The narrative has often been; authorities trying to provide reason for heavy handed policing and completely shifting blame to ethnic propensities of a people, basically avoiding the path of proper justice. Acts like the inhuman knee-pinning of George Floyd in Minneapolis by police officer, Derek Chauvin, who we hear is now being charged with “third degree murder” must be aggressively extirpated from society.
Violence and looting can equally not be supported but we should not refuse to place ourselves in the shoes of those who experience the over 200-year pattern of police brutalities against blacks in US and witness every single heart-breaking murder go unpunished.
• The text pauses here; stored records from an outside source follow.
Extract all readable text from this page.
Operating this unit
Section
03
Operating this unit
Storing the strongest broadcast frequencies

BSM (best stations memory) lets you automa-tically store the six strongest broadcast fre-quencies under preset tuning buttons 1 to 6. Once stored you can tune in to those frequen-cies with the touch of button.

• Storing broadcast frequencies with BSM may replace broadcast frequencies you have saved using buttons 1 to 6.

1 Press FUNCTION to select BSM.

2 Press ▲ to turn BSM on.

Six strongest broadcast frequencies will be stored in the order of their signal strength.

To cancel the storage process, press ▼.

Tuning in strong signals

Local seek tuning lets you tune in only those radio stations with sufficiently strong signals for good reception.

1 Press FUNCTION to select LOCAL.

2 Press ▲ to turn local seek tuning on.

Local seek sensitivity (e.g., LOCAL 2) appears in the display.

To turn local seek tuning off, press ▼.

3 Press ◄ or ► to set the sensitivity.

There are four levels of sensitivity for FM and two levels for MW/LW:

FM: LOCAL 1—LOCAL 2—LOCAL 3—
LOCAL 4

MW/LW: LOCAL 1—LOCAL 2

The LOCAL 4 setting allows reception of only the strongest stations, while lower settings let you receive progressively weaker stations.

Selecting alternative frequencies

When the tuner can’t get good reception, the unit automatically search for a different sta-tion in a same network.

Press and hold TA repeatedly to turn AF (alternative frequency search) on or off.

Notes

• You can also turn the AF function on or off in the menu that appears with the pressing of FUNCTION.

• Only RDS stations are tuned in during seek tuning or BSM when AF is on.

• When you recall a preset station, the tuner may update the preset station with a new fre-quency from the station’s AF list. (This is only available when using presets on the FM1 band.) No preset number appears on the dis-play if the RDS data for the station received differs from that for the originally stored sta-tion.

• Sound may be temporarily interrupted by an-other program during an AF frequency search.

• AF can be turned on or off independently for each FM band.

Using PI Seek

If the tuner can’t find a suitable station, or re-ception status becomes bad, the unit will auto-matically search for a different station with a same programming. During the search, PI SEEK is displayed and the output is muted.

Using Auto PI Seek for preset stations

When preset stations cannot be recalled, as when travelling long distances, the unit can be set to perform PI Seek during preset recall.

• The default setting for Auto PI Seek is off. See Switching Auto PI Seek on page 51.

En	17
We remember the famous Martin Luther King Junior’s quote, “Returning hate for hate multiplies hate, adding deeper darkness to a night already devoid of stars. Darkness cannot drive out darkness; only light can do that. Hate cannot drive out hate, only love can do that.” Yet somehow, while enduring slavery, breeding farms, systemic rape and torture, denial of basic dignity, disenfranchisement, poverty, police harassment, violence, murder-after-murder and throughout all these, our brothers and sisters in the diaspora seem to have heeded to Martin Luther King’s words of not returning hate for hate. They have offered such unconditional forgiveness for White violence and presumed hatred. Yet again, the problem persists and has led the people to riot.
According to key findings from the website MappingPoliceViolence.org the police in America killed at least 104 unarmed black people in 2015, nearly twice each week. The report further states that nearly 1 in 3 black people killed by police in 2015 were unarmed.
We should be cognizant of the fact that the people demonstrating and feigning outrage today feigned the same outrage when Colin Kaepernick quietly took a knee. They feigned outrage at the expression of “Blacks Lives Matters.” They feigned outrage when many of their unarmed colleagues were killed and yet, never received the expected justice.
I condemn; one, the killing of blacks; two, the violence that has erupted and lastly, the looting and burning of properties because it destroys society as a whole. I also speak out and endeavour to act in an ethical and responsible way for peace to prevail through no other means but by seeking to fix the system of justice which must protect the social contract enabling people to live in peace.
In condemning the inhumane death and subsequent violence, I hope that the White moderates would understand that law and order exist for the purpose of establishing justice and that when they fail in this purpose, they become the dangerously structured dams that block the flow of social progress.
As citizens, who are bold to defend forever, the cause of freedom and of right to all persons, I call on us to take relevant cues from these tragic events and use them to reinforce Ghana’s strive to maintain our own social contract, in which justice prevails, as well as the institutions responsible for its swift delivery.
In our endeavor to ensure that all issues relating to foreign affairs with respect to Ghana, are effectively addressed, through the collective execution of our roles as leaders both in the Executive and the Legislature, I am assured that our shared values on humanity enable us to condemn the acts of police brutality, and primarily the injustice people around the world suffer, even to the point of losing their lives.